L’originalité des Collines nues est que le scénario de Shaftel, inspiré d’une histoire de Helen S. Bilkie, traîne ses personnages sur une longue période. Et que ceux-là n’ont pas les atours habituels des héros hollywoodiens. Au tout début du film, deux amis, Tracy Powell (David Wayne) et Bert Killian (Denver Pyle) quittent leur Indiana natal pour aller chercher fortune en Californie. Nous sommes en 1849, époque de la ruée vers l’or et cette fièvre contagieuse va contaminer le pauvre Powell. Il va se défaire de son ami, s’acoquiner avec deux malfrats (Keenan Wynn et Jim Backus), tomber amoureux (de Marcia Henderson), devenir l’ami d’un vieux chercheur d’or (James Barton), s’enrichir, tout perdre, chercher à nouveau… Le récit emprunte les styles de nombreux films sans jamais s’y attarder, lui donnant toute son originalité. L’arrivée des deux amis dans ce qu’ils pensaient être une ville et n’est qu’un campement de fortune ressemble à celle de James Stewart dans The Far Country (1953, Je suis un aventurier) d’Anthony Mann, situé pendant la ruée vers l’or du Klondike. Son amitié avec le vieux prospecteur renvoie forcément au duo Humphrey Bogart/Walter Huston du Trésor de la sierra Madre (1946) de John Huston. Mais les personnages ne sont pas sacrifiés et David Wayne a le mérite de composer un aventurier pas très sympathique, habité par un désir d’or qui le fait délaisser ses amis, sa femme et son fils. Marcia Henderson est, quant à elle, le contraire d’une potiche. Elle soutient la maison, fait bouillir la marmite, élève seule son fils sans jamais plonger dans la haine pour celui qui l’abandonne plusieurs fois tout au long de ces années.

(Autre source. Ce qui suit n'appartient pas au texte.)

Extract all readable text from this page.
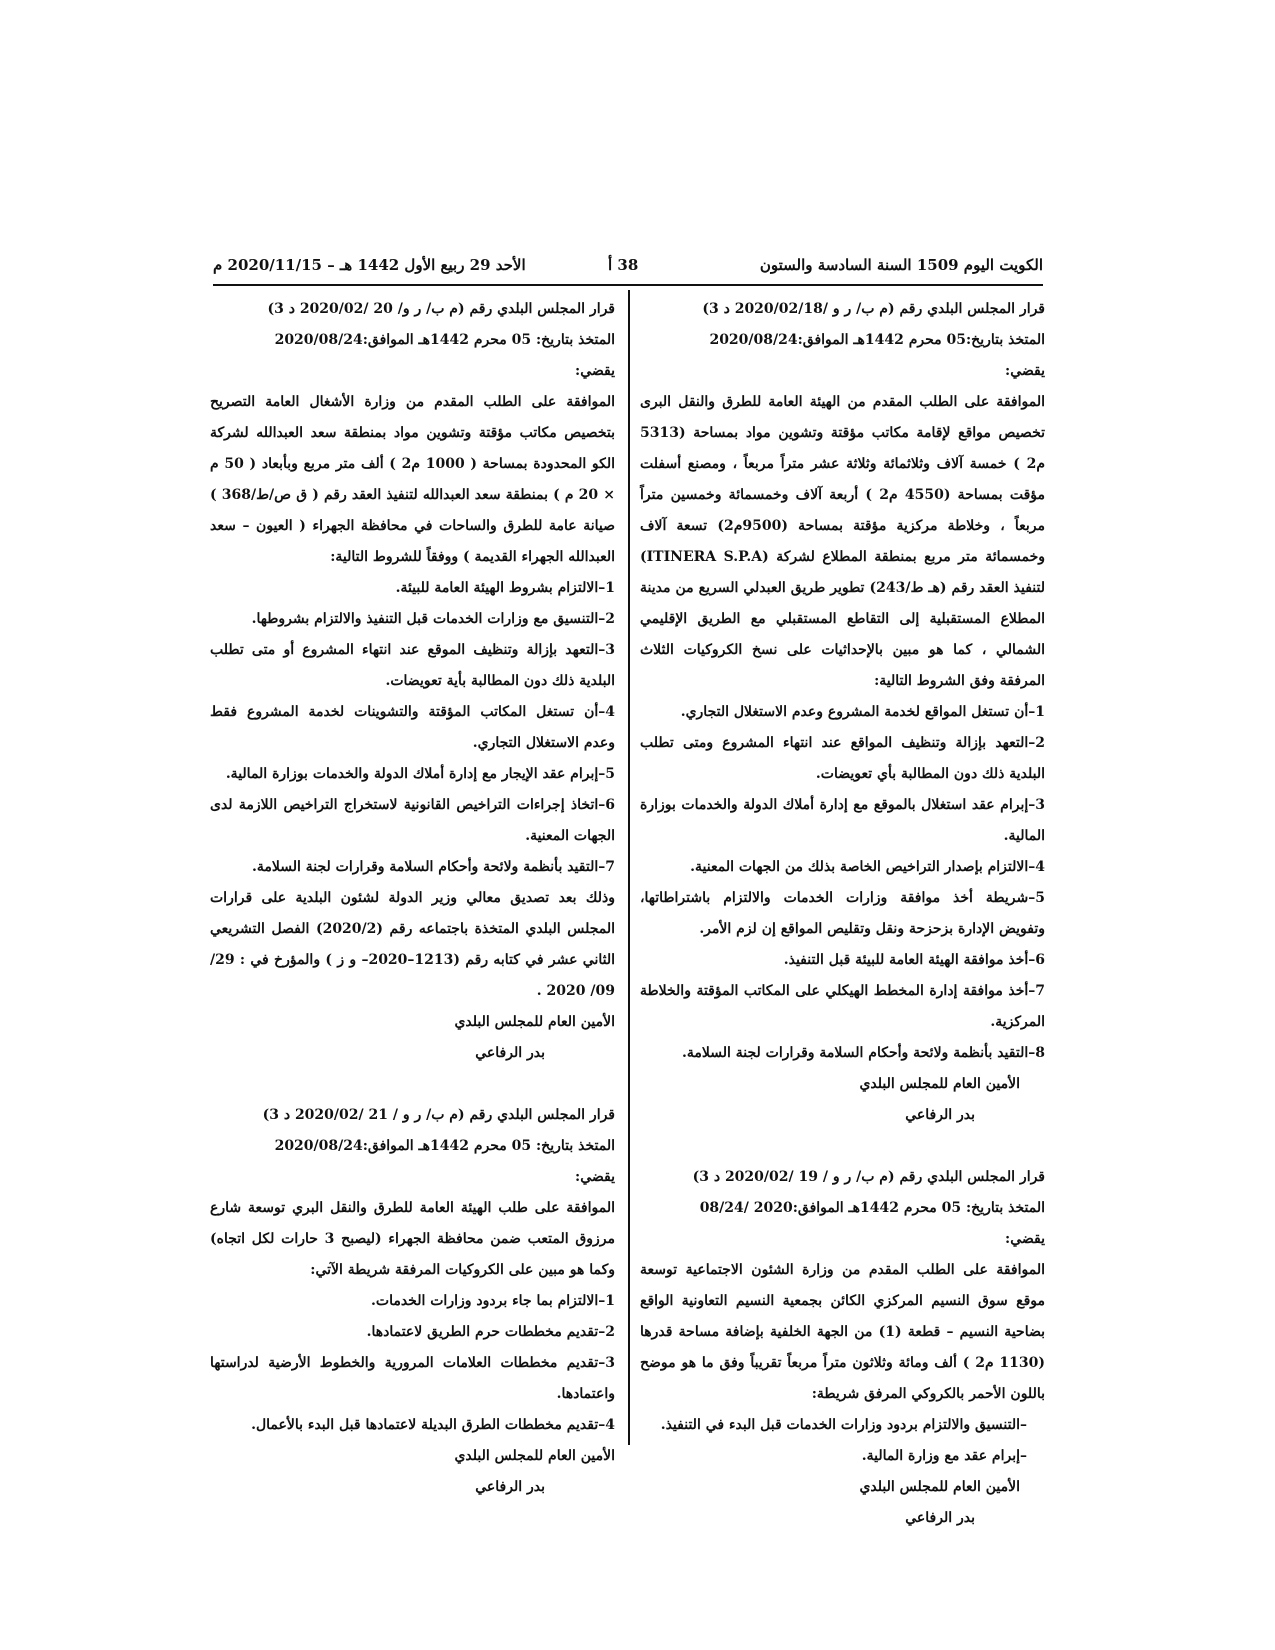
الكويت اليوم 1509 السنة السادسة والستون
38 أ
الأحد 29 ربيع الأول 1442 هـ – 2020/11/15 م

قرار المجلس البلدي رقم (م ب/ ر و /2020/02/18 د 3)

المتخذ بتاريخ:05 محرم 1442هـ الموافق:2020/08/24

يقضي:

الموافقة على الطلب المقدم من الهيئة العامة للطرق والنقل البرى تخصيص مواقع لإقامة مكاتب مؤقتة وتشوين مواد بمساحة (5313 م2 ) خمسة آلاف وثلاثمائة وثلاثة عشر متراً مربعاً ، ومصنع أسفلت مؤقت بمساحة (4550 م2 ) أربعة آلاف وخمسمائة وخمسين متراً مربعاً ، وخلاطة مركزية مؤقتة بمساحة (9500م2) تسعة آلاف وخمسمائة متر مربع بمنطقة المطلاع لشركة (ITINERA S.P.A) لتنفيذ العقد رقم (هـ ط/243) تطوير طريق العبدلي السريع من مدينة المطلاع المستقبلية إلى التقاطع المستقبلي مع الطريق الإقليمي الشمالي ، كما هو مبين بالإحداثيات على نسخ الكروكيات الثلاث المرفقة وفق الشروط التالية:

1–أن تستغل المواقع لخدمة المشروع وعدم الاستغلال التجاري.

2–التعهد بإزالة وتنظيف المواقع عند انتهاء المشروع ومتى تطلب البلدية ذلك دون المطالبة بأي تعويضات.

3–إبرام عقد استغلال بالموقع مع إدارة أملاك الدولة والخدمات بوزارة المالية.

4–الالتزام بإصدار التراخيص الخاصة بذلك من الجهات المعنية.

5–شريطة أخذ موافقة وزارات الخدمات والالتزام باشتراطاتها، وتفويض الإدارة بزحزحة ونقل وتقليص المواقع إن لزم الأمر.

6–أخذ موافقة الهيئة العامة للبيئة قبل التنفيذ.

7–أخذ موافقة إدارة المخطط الهيكلي على المكاتب المؤقتة والخلاطة المركزية.

8–التقيد بأنظمة ولائحة وأحكام السلامة وقرارات لجنة السلامة.

الأمين العام للمجلس البلدي

بدر الرفاعي

قرار المجلس البلدي رقم (م ب/ ر و / 19 /2020/02 د 3)

المتخذ بتاريخ: 05 محرم 1442هـ الموافق:2020 /08/24

يقضي:

الموافقة على الطلب المقدم من وزارة الشئون الاجتماعية توسعة موقع سوق النسيم المركزي الكائن بجمعية النسيم التعاونية الواقع بضاحية النسيم – قطعة (1) من الجهة الخلفية بإضافة مساحة قدرها (1130 م2 ) ألف ومائة وثلاثون متراً مربعاً تقريباً وفق ما هو موضح باللون الأحمر بالكروكي المرفق شريطة:

–التنسيق والالتزام بردود وزارات الخدمات قبل البدء في التنفيذ.

–إبرام عقد مع وزارة المالية.

الأمين العام للمجلس البلدي

بدر الرفاعي

قرار المجلس البلدي رقم (م ب/ ر و/ 20 /2020/02 د 3)

المتخذ بتاريخ: 05 محرم 1442هـ الموافق:2020/08/24

يقضي:

الموافقة على الطلب المقدم من وزارة الأشغال العامة التصريح بتخصيص مكاتب مؤقتة وتشوين مواد بمنطقة سعد العبدالله لشركة الكو المحدودة بمساحة ( 1000 م2 ) ألف متر مربع وبأبعاد ( 50 م × 20 م ) بمنطقة سعد العبدالله لتنفيذ العقد رقم ( ق ص/ط/368 ) صيانة عامة للطرق والساحات في محافظة الجهراء ( العيون – سعد العبدالله الجهراء القديمة ) ووفقاً للشروط التالية:

1–الالتزام بشروط الهيئة العامة للبيئة.

2–التنسيق مع وزارات الخدمات قبل التنفيذ والالتزام بشروطها.

3–التعهد بإزالة وتنظيف الموقع عند انتهاء المشروع أو متى تطلب البلدية ذلك دون المطالبة بأية تعويضات.

4–أن تستغل المكاتب المؤقتة والتشوينات لخدمة المشروع فقط وعدم الاستغلال التجاري.

5–إبرام عقد الإيجار مع إدارة أملاك الدولة والخدمات بوزارة المالية.

6–اتخاذ إجراءات التراخيص القانونية لاستخراج التراخيص اللازمة لدى الجهات المعنية.

7–التقيد بأنظمة ولائحة وأحكام السلامة وقرارات لجنة السلامة.

وذلك بعد تصديق معالي وزير الدولة لشئون البلدية على قرارات المجلس البلدي المتخذة باجتماعه رقم (2020/2) الفصل التشريعي الثاني عشر في كتابه رقم (1213–2020– و ز ) والمؤرخ في : 29/ 09/ 2020 .

الأمين العام للمجلس البلدي

بدر الرفاعي

قرار المجلس البلدي رقم (م ب/ ر و / 21 /2020/02 د 3)

المتخذ بتاريخ: 05 محرم 1442هـ الموافق:2020/08/24

يقضي:

الموافقة على طلب الهيئة العامة للطرق والنقل البري توسعة شارع مرزوق المتعب ضمن محافظة الجهراء (ليصبح 3 حارات لكل اتجاه) وكما هو مبين على الكروكيات المرفقة شريطة الآتي:

1–الالتزام بما جاء بردود وزارات الخدمات.

2–تقديم مخططات حرم الطريق لاعتمادها.

3–تقديم مخططات العلامات المرورية والخطوط الأرضية لدراستها واعتمادها.

4–تقديم مخططات الطرق البديلة لاعتمادها قبل البدء بالأعمال.

الأمين العام للمجلس البلدي

بدر الرفاعي
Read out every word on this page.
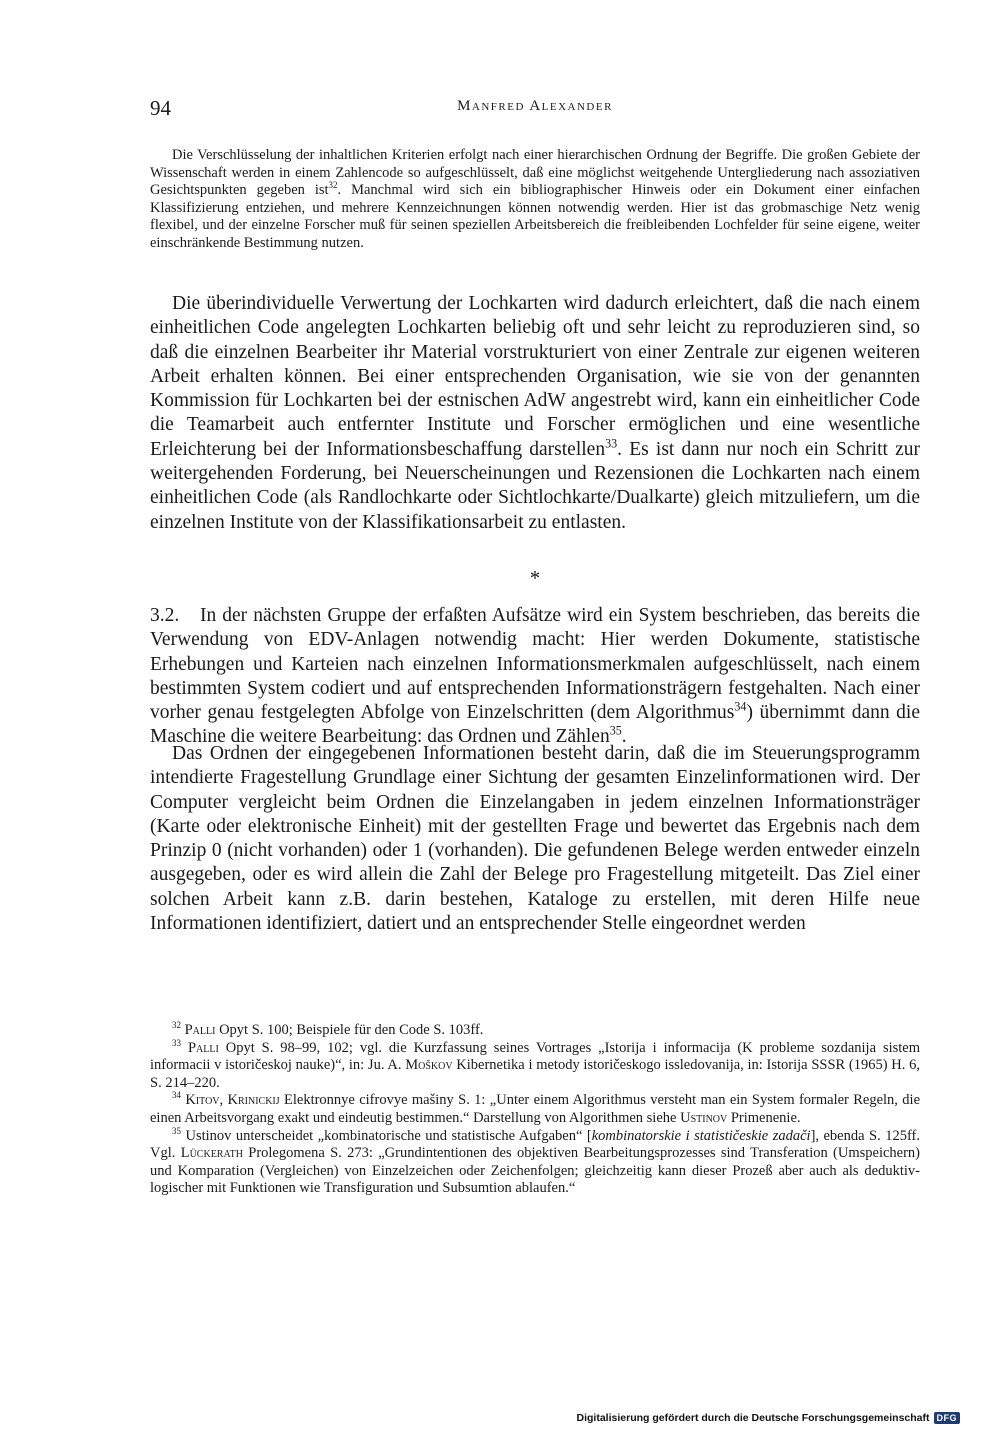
94	Manfred Alexander

Die Verschlüsselung der inhaltlichen Kriterien erfolgt nach einer hierarchischen Ordnung der Begriffe. Die großen Gebiete der Wissenschaft werden in einem Zahlencode so aufgeschlüsselt, daß eine möglichst weitgehende Untergliederung nach assoziativen Gesichtspunkten gegeben ist$^{32}$. Manchmal wird sich ein bibliographischer Hinweis oder ein Dokument einer einfachen Klassifizierung entziehen, und mehrere Kennzeichnungen können notwendig werden. Hier ist das grobmaschige Netz wenig flexibel, und der einzelne Forscher muß für seinen speziellen Arbeitsbereich die freibleibenden Lochfelder für seine eigene, weiter einschränkende Bestimmung nutzen.

Die überindividuelle Verwertung der Lochkarten wird dadurch erleichtert, daß die nach einem einheitlichen Code angelegten Lochkarten beliebig oft und sehr leicht zu reproduzieren sind, so daß die einzelnen Bearbeiter ihr Material vorstrukturiert von einer Zentrale zur eigenen weiteren Arbeit erhalten können. Bei einer entsprechenden Organisation, wie sie von der genannten Kommission für Lochkarten bei der estnischen AdW angestrebt wird, kann ein einheitlicher Code die Teamarbeit auch entfernter Institute und Forscher ermöglichen und eine wesentliche Erleichterung bei der Informationsbeschaffung darstellen$^{33}$. Es ist dann nur noch ein Schritt zur weitergehenden Forderung, bei Neuerscheinungen und Rezensionen die Lochkarten nach einem einheitlichen Code (als Randlochkarte oder Sichtlochkarte/Dualkarte) gleich mitzuliefern, um die einzelnen Institute von der Klassifikationsarbeit zu entlasten.

*

3.2. In der nächsten Gruppe der erfaßten Aufsätze wird ein System beschrieben, das bereits die Verwendung von EDV-Anlagen notwendig macht: Hier werden Dokumente, statistische Erhebungen und Karteien nach einzelnen Informationsmerkmalen aufgeschlüsselt, nach einem bestimmten System codiert und auf entsprechenden Informationsträgern festgehalten. Nach einer vorher genau festgelegten Abfolge von Einzelschritten (dem Algorithmus$^{34}$) übernimmt dann die Maschine die weitere Bearbeitung: das Ordnen und Zählen$^{35}$.

Das Ordnen der eingegebenen Informationen besteht darin, daß die im Steuerungsprogramm intendierte Fragestellung Grundlage einer Sichtung der gesamten Einzelinformationen wird. Der Computer vergleicht beim Ordnen die Einzelangaben in jedem einzelnen Informationsträger (Karte oder elektronische Einheit) mit der gestellten Frage und bewertet das Ergebnis nach dem Prinzip 0 (nicht vorhanden) oder 1 (vorhanden). Die gefundenen Belege werden entweder einzeln ausgegeben, oder es wird allein die Zahl der Belege pro Fragestellung mitgeteilt. Das Ziel einer solchen Arbeit kann z.B. darin bestehen, Kataloge zu erstellen, mit deren Hilfe neue Informationen identifiziert, datiert und an entsprechender Stelle eingeordnet werden

$^{32}$ Palli Opyt S. 100; Beispiele für den Code S. 103ff.

$^{33}$ Palli Opyt S. 98–99, 102; vgl. die Kurzfassung seines Vortrages „Istorija i informacija (K probleme sozdanija sistem informacii v istoričeskoj nauke)“, in: Ju. A. Moškov Kibernetika i metody istoričeskogo issledovanija, in: Istorija SSSR (1965) H. 6, S. 214–220.

$^{34}$ Kitov, Krinickij Elektronnye cifrovye mašiny S. 1: „Unter einem Algorithmus versteht man ein System formaler Regeln, die einen Arbeitsvorgang exakt und eindeutig bestimmen.“ Darstellung von Algorithmen siehe Ustinov Primenenie.

$^{35}$ Ustinov unterscheidet „kombinatorische und statistische Aufgaben“ [kombinatorskie i statističeskie zadači], ebenda S. 125ff. Vgl. Lückerath Prolegomena S. 273: „Grundintentionen des objektiven Bearbeitungsprozesses sind Transferation (Umspeichern) und Komparation (Vergleichen) von Einzelzeichen oder Zeichenfolgen; gleichzeitig kann dieser Prozeß aber auch als deduktiv-logischer mit Funktionen wie Transfiguration und Subsumtion ablaufen.“

Digitalisierung gefördert durch die Deutsche Forschungsgemeinschaft DFG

Denver Pyle, David Wayne et Marcia Henderson

Denver Pyle, David Wayne et Marcia Henderson

Il y a encore les méchants, représentés par le duo Wynn/Backus. Comme on les retrouve eux aussi de loin en loin sur une longue période, on se rend compte que l’un des deux n’est pas aussi mauvais et que l’autre, filou parmi les filous, est devenu banquier. Pour un pays qui croit dur comme fer au dieu dollar, c’est étonnant ! Car s’il fallait placer en avant une des qualités du scénario, ce serait la distance qu’il met entre le sujet et sa représentation. Atteints de la fièvre de l’or, nous dit-on dès l’ouverture, les hommes se sont mis à creuser la montagne comme autant de fourmis. La caméra suit ces insectes qui perdent peu à peu toute humanité, sans commisération, les regardant gratter sans jamais pouvoir s’arrêter des collines dont le titre-même nous annonce qu’elles sont nues. Et que tout cela est à perte.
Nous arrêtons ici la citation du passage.